1000 DEGREES IN THE SHADOW

FOR A HANDFUL OF URANIUM 235

reception

The novel received largely critical acclaim. Some critics saw Sand as an alternative to Tschick , which appeared in the previous year : its tragic, nihilistic ending stands in stark contrast to the happy ending in "Tschick".
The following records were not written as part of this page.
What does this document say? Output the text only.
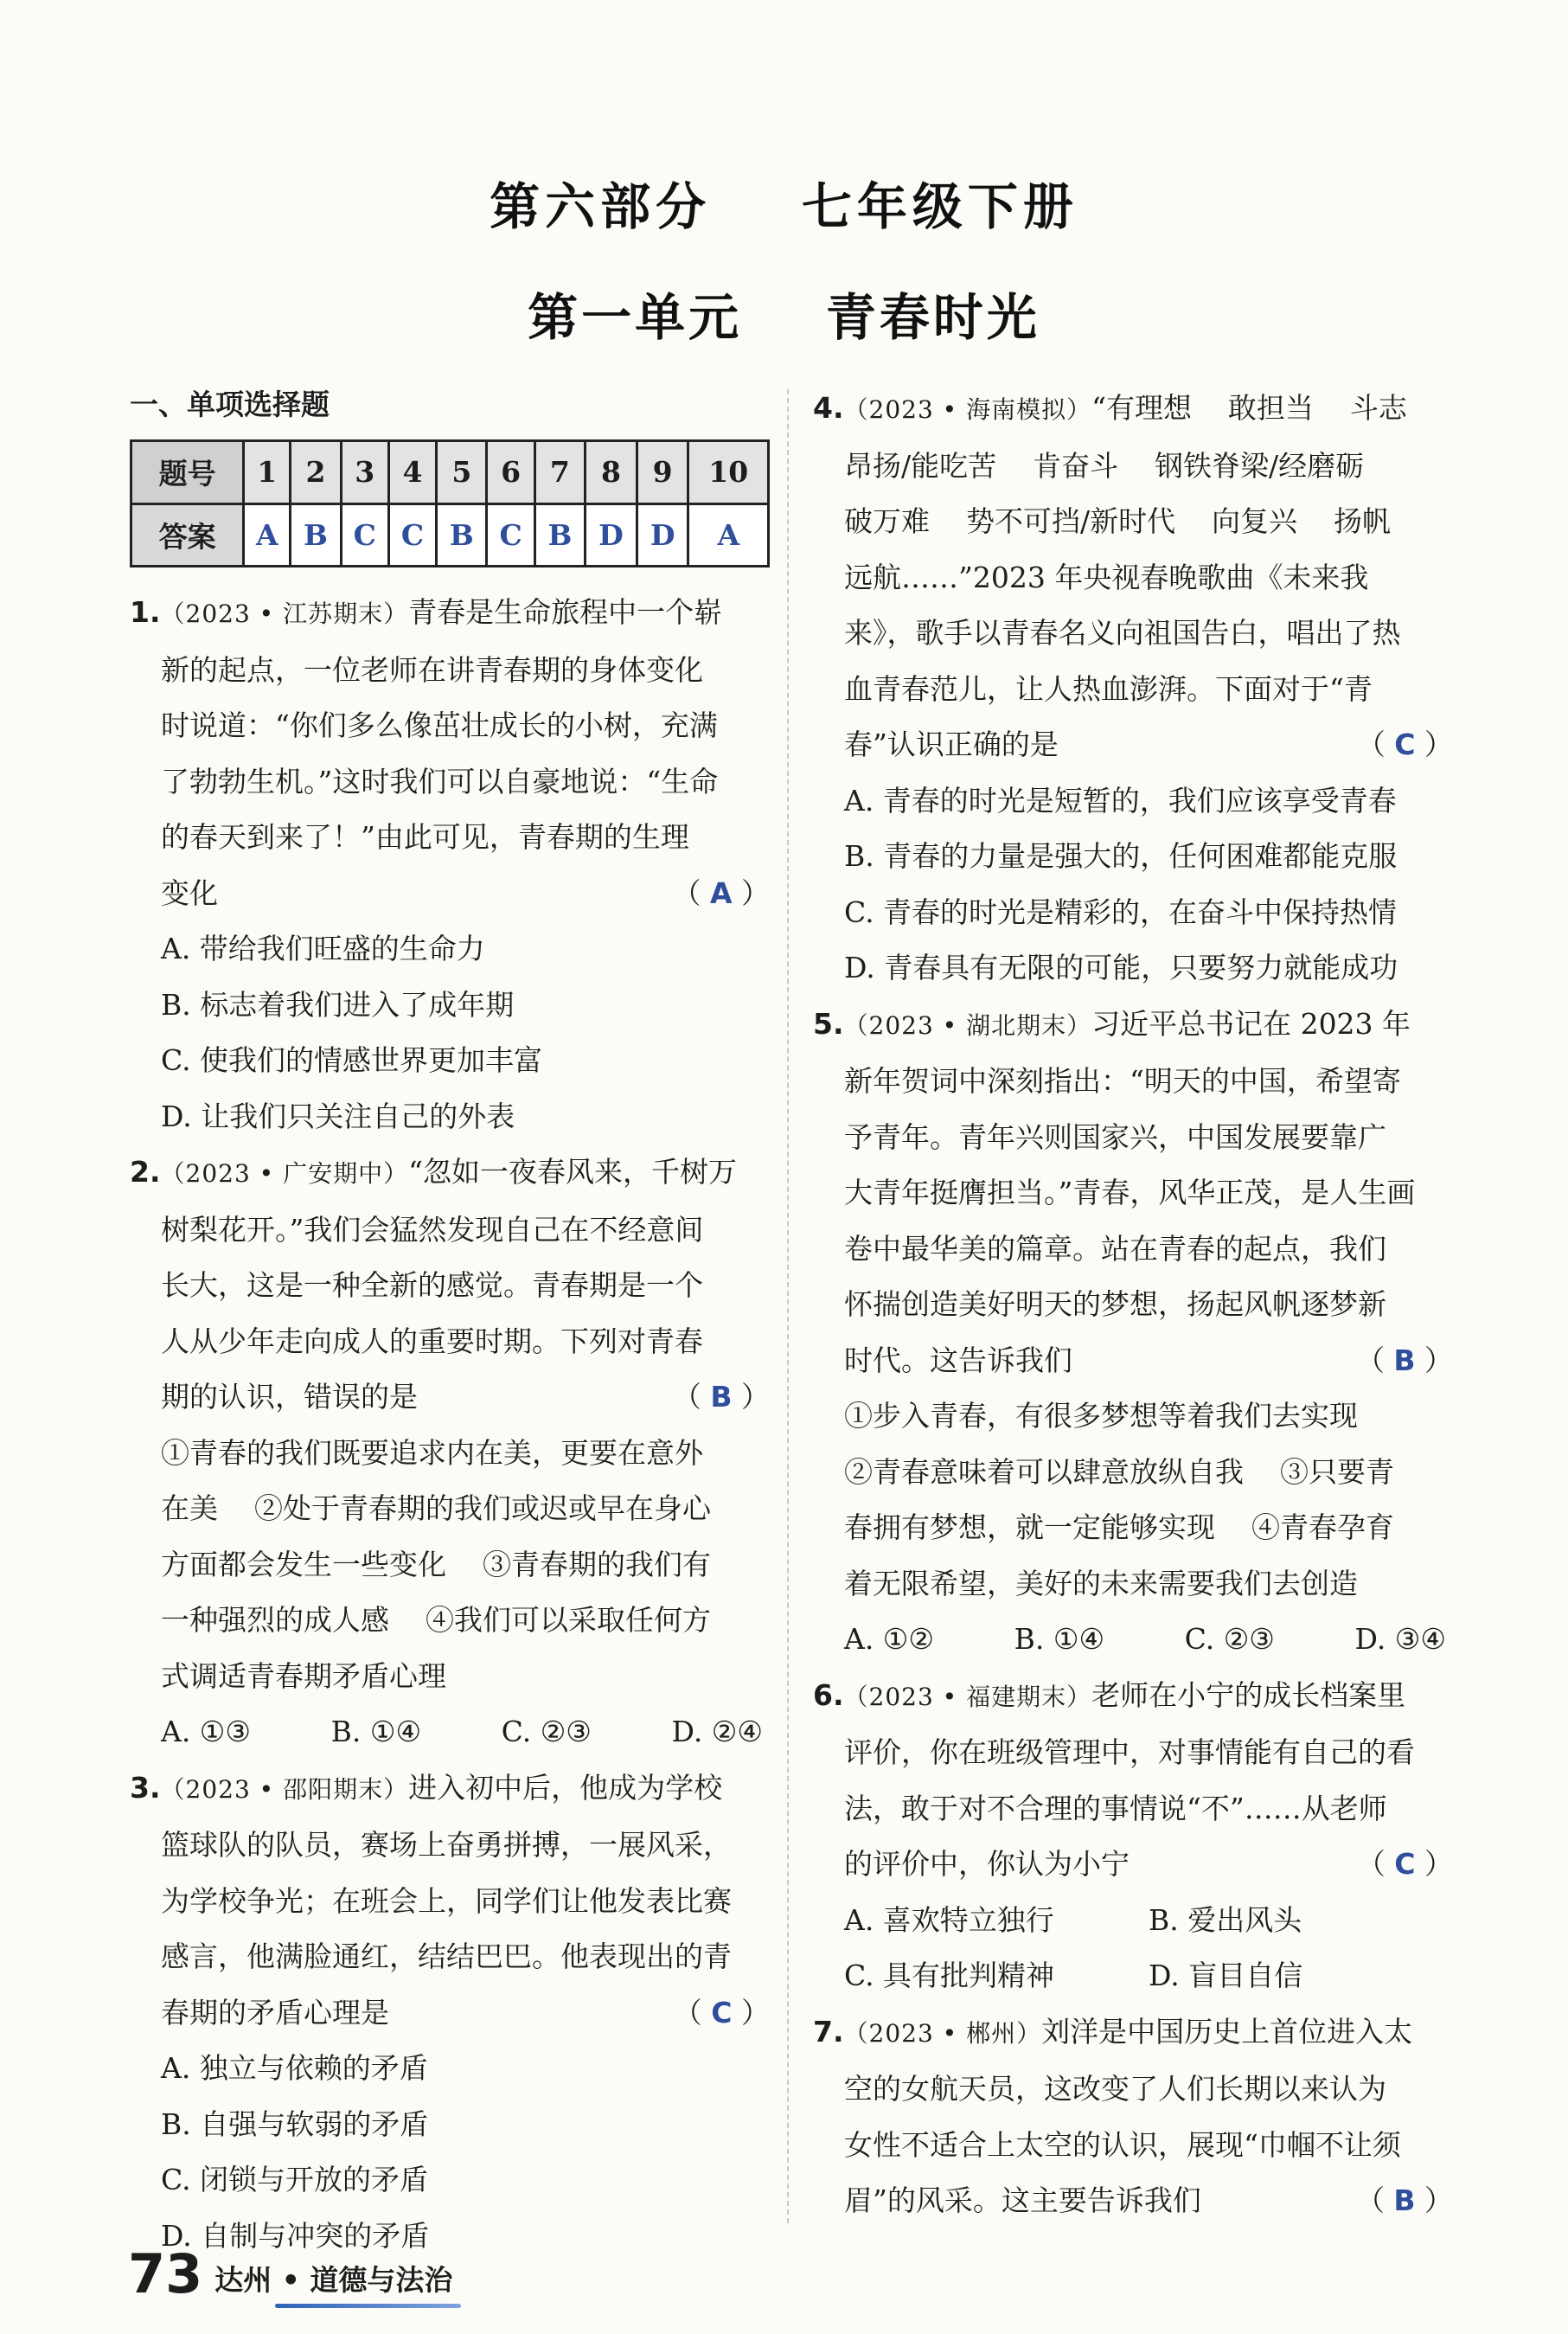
第六部分    七年级下册
第一单元    青春时光
一、单项选择题
题号	1	2	3	4	5	6	7	8	9	10
答案	A	B	C	C	B	C	B	D	D	A

1.（2023 • 江苏期末）青春是生命旅程中一个崭

新的起点，一位老师在讲青春期的身体变化

时说道：“你们多么像茁壮成长的小树，充满

了勃勃生机。”这时我们可以自豪地说：“生命

的春天到来了！”由此可见，青春期的生理

变化	（ A ）

A. 带给我们旺盛的生命力

B. 标志着我们进入了成年期

C. 使我们的情感世界更加丰富

D. 让我们只关注自己的外表

2.（2023 • 广安期中）“忽如一夜春风来，千树万

树梨花开。”我们会猛然发现自己在不经意间

长大，这是一种全新的感觉。青春期是一个

人从少年走向成人的重要时期。下列对青春

期的认识，错误的是	（ B ）

①青春的我们既要追求内在美，更要在意外

在美    ②处于青春期的我们或迟或早在身心

方面都会发生一些变化    ③青春期的我们有

一种强烈的成人感    ④我们可以采取任何方

式调适青春期矛盾心理

A. ①③	B. ①④	C. ②③	D. ②④

3.（2023 • 邵阳期末）进入初中后，他成为学校

篮球队的队员，赛场上奋勇拼搏，一展风采，

为学校争光；在班会上，同学们让他发表比赛

感言，他满脸通红，结结巴巴。他表现出的青

春期的矛盾心理是	（ C ）

A. 独立与依赖的矛盾

B. 自强与软弱的矛盾

C. 闭锁与开放的矛盾

D. 自制与冲突的矛盾

4.（2023 • 海南模拟）“有理想    敢担当    斗志

昂扬/能吃苦    肯奋斗    钢铁脊梁/经磨砺

破万难    势不可挡/新时代    向复兴    扬帆

远航……”2023 年央视春晚歌曲《未来我

来》，歌手以青春名义向祖国告白，唱出了热

血青春范儿，让人热血澎湃。下面对于“青

春”认识正确的是	（ C ）

A. 青春的时光是短暂的，我们应该享受青春

B. 青春的力量是强大的，任何困难都能克服

C. 青春的时光是精彩的，在奋斗中保持热情

D. 青春具有无限的可能，只要努力就能成功

5.（2023 • 湖北期末）习近平总书记在 2023 年

新年贺词中深刻指出：“明天的中国，希望寄

予青年。青年兴则国家兴，中国发展要靠广

大青年挺膺担当。”青春，风华正茂，是人生画

卷中最华美的篇章。站在青春的起点，我们

怀揣创造美好明天的梦想，扬起风帆逐梦新

时代。这告诉我们	（ B ）

①步入青春，有很多梦想等着我们去实现

②青春意味着可以肆意放纵自我    ③只要青

春拥有梦想，就一定能够实现    ④青春孕育

着无限希望，美好的未来需要我们去创造

A. ①②	B. ①④	C. ②③	D. ③④

6.（2023 • 福建期末）老师在小宁的成长档案里

评价，你在班级管理中，对事情能有自己的看

法，敢于对不合理的事情说“不”……从老师

的评价中，你认为小宁	（ C ）

A. 喜欢特立独行	B. 爱出风头

C. 具有批判精神	D. 盲目自信

7.（2023 • 郴州）刘洋是中国历史上首位进入太

空的女航天员，这改变了人们长期以来认为

女性不适合上太空的认识，展现“巾帼不让须

眉”的风采。这主要告诉我们	（ B ）

73 达州 • 道德与法治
“But the fear that the novel might be a depressing copy of the brave disease coping genre is unfounded, as it quickly turns out. A shrewd and universally well-read artist is still at work here, juggling violence, death, ruin and oblivion on his tightrope and performing the nullity of human existence as a great feat. "

- FAZ

"" Sand "is a literary experiment on the border between existentialism and espionage thriller, courageous in form, baroque in language. Nothing snuggly. No joke. A hope. The hope lies in the fact that this is a writer who understands the diffuse feeling that we all know, namely to be surrounded by an all-encompassing stupidity. It is a very peculiar book, which is why it is so worth reading.

- The time

According to Michael Maar , Sand is "the greatest, gruesiest, funniest and brightest novel of the last decade".

Awards

Wolfgang Herrndorf was awarded the Prize of the Leipzig Book Fair 2012 (Category: Fiction ) for Sand .

expenditure

Web links

Individual evidence

  1. ^ Friedmar Apel: Where smugglers, hippies, artists and agents refuel. In: FAZ.net . November 11, 2011, accessed October 13, 2018 .
  2. Work and Structure: Thirteen: Work and Structure. Retrieved November 25, 2019 (German).
  3. http://www.merkur-zeitschrift.de/2013/08/zum-tod-von-wolfgang-herrndorf/
  4. [1]
  5. Andrea Hanna Huenniger: Wolfgang Herrndorf: So life consists only of an accumulation of mistakes . In: The time . No. 47/2011 ( online ).